2. To ask the Scottish Executive how plans to integrate social care into the national health service will affect people with Parkinson’s disease. (S3O-13225)

The integration of health care and social care is a key issue for people who live with conditions such as Parkinson’s disease. We are tackling that in several ways. In the next financial year, we will invest £2 million to support local partnerships with the integration agenda. We have set up a £70 million change fund to increase communities’ capacity to support people through partnerships between health care, social care and the third sector. Self-directed support has great potential to help people to integrate all the services that they need. That approach, of course, applies to people with Parkinson’s disease.

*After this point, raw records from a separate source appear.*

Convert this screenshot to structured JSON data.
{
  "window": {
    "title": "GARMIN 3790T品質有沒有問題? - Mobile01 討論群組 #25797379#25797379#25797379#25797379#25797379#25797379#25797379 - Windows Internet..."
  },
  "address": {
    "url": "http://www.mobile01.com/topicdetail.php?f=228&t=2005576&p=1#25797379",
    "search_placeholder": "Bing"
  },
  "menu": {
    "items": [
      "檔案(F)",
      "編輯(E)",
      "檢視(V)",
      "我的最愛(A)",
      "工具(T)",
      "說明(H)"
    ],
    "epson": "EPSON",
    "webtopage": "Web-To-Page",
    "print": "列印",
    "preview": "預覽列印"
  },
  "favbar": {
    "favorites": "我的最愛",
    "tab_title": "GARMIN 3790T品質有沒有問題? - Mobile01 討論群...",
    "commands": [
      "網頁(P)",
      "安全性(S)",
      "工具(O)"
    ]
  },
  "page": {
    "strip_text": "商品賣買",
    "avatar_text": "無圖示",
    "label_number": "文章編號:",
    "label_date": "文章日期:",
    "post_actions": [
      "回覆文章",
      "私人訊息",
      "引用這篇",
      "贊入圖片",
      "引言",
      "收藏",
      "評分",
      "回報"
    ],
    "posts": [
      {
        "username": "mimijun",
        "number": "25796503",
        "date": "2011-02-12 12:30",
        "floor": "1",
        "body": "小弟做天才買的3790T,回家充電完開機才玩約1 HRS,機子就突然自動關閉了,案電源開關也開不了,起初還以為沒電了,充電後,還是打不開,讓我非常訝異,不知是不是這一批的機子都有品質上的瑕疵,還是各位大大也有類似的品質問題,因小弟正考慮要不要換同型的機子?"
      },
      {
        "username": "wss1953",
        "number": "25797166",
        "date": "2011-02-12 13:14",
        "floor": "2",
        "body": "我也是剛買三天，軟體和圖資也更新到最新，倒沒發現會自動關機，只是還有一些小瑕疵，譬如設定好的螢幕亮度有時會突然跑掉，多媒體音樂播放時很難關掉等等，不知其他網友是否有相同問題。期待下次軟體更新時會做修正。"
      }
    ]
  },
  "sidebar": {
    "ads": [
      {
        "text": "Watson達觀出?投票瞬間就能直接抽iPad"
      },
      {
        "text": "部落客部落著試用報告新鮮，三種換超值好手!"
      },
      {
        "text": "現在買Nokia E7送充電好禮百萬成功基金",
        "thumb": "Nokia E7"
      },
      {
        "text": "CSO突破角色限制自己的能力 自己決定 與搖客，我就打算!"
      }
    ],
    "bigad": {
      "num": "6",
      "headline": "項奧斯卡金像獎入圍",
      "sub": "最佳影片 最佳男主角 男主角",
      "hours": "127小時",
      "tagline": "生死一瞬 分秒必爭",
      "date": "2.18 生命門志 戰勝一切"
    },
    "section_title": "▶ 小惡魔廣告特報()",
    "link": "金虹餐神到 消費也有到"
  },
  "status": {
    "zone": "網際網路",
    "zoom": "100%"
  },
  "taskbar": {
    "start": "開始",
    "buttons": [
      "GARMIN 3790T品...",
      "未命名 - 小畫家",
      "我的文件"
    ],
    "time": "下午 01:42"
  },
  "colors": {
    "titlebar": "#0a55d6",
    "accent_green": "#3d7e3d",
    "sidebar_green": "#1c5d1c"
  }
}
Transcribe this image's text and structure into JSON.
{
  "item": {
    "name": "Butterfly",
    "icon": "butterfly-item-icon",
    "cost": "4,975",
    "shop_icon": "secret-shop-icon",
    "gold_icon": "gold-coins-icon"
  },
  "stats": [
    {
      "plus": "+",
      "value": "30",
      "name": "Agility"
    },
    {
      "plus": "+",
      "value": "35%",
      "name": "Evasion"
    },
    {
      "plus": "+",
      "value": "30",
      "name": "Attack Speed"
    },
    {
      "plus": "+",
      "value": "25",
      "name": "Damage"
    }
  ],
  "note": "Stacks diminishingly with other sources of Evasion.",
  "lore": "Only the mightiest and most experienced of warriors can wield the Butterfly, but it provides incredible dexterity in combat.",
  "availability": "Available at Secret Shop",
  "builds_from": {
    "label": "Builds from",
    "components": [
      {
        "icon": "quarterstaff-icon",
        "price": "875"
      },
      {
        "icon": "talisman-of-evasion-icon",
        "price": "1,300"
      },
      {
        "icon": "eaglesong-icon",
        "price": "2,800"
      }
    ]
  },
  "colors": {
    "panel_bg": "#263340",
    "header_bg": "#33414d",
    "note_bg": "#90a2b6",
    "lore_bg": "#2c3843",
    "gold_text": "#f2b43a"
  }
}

Parkinson’s UK has long called for better links between health care and social care. If full integration is not planned, that will mean lead commissioning without statutory underpinning. How will the minister guarantee support for and access to services for all those who have Parkinson’s, regardless of their age?

The lead agency model is one model for fully integrating health care and social care, in which the council commissions the NHS to deliver social care under one system. As in the Highland area, discussions can take place about what the local authority may commission to be delivered. The basic point is that the outcome for service users and carers is that their services will be delivered under a single system.

I know that Labour takes a different position on the delivery model—it proposes a national care service—but I hope that we can agree that the outcomes for older people, people with Parkinson’s and people with other conditions are the most important thing. In my view, the outcomes will be best served by a single system and an integrated model.